Piracy is bad, don’t get me wrong, but I do not think that SOPA is the right answer; and neither does Valve. Gabe Newell, the CEO of Valve and owner of Steam, spoke at DICE recently addressing piracy. Gabe said “Pirates are under-served customers”. If the media industry wants to combat with pirates, they need to provide a better service than what pirates can; and whoever can figure out how to do this will make a lot of money. iTunes is an excellent example of this.

Before we had iTunes, LimeWire was the king of music distribution and was subject to a lot of piracy. This was because LimeWire was quick and easy to use, it had a method of convenience that CD’s just could not compete with. iTunes then offered a digital service that offered even more convenience than LimeWire (organized music library, faster downloads, you could buy individual songs instead of having to get the whole album, etc.) and now who is the king of music distribution? Using the internet as a foundation, iTunes has revolutionized and possibly saved the music industry.

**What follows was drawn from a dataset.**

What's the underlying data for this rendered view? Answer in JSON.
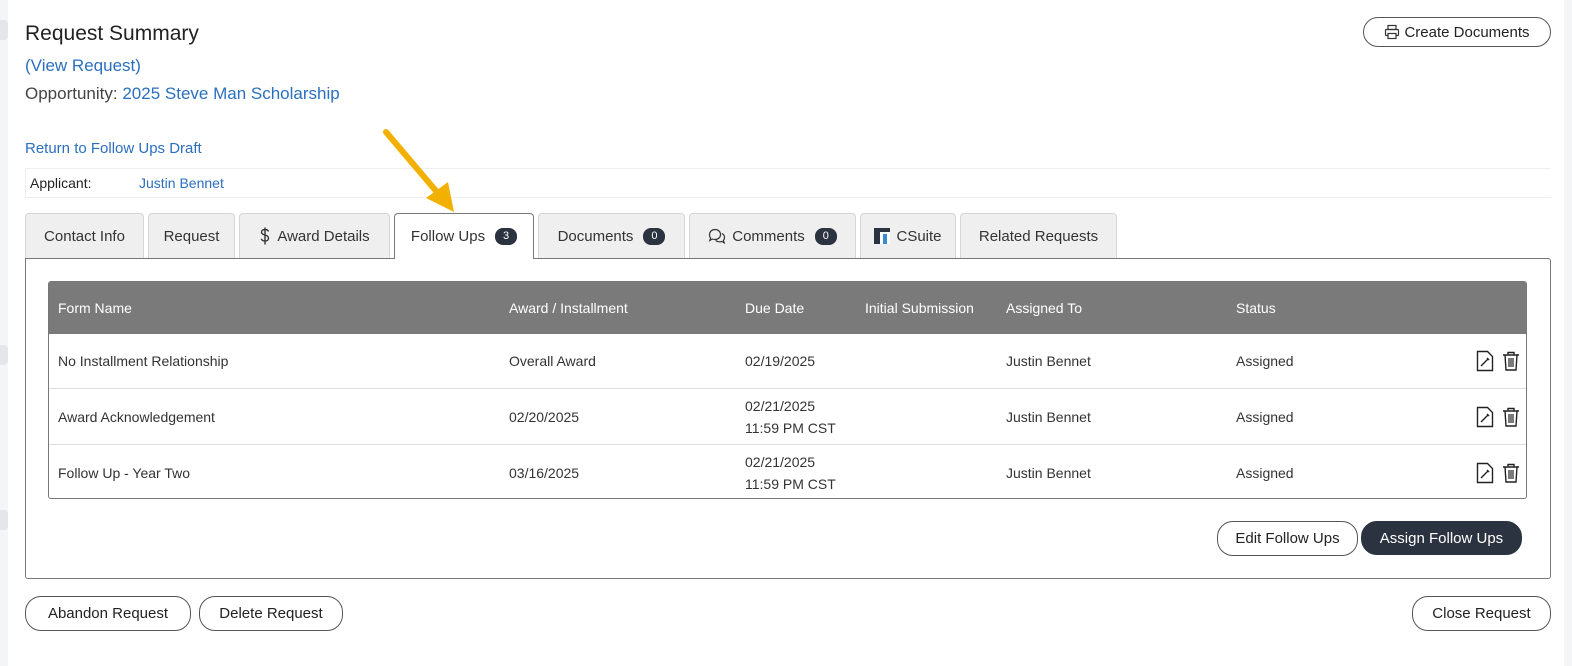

So, going back to the question you asked at the beginning of the semester. Was the electricity worth the death of the girl? I will finally answer the question and simply say, yes. It’s unfortunate that the girl died, but the electricity could be used to power hospitals or someone’s respirator. It’s better to support the mass populace than it is to support a single individual. Just like with the cars, air pollution is far more wide-spread and less contained than landfill overflow; and with the media industry, it’s better for a few to be subjected to piracy than entire countries to lose their freedom of speech. Technology and innovation requires sacrifice, and someone will need to pay for it. But not everyone needs to pay for it, and we should focus on having the least amount of people getting negatively affected as possible.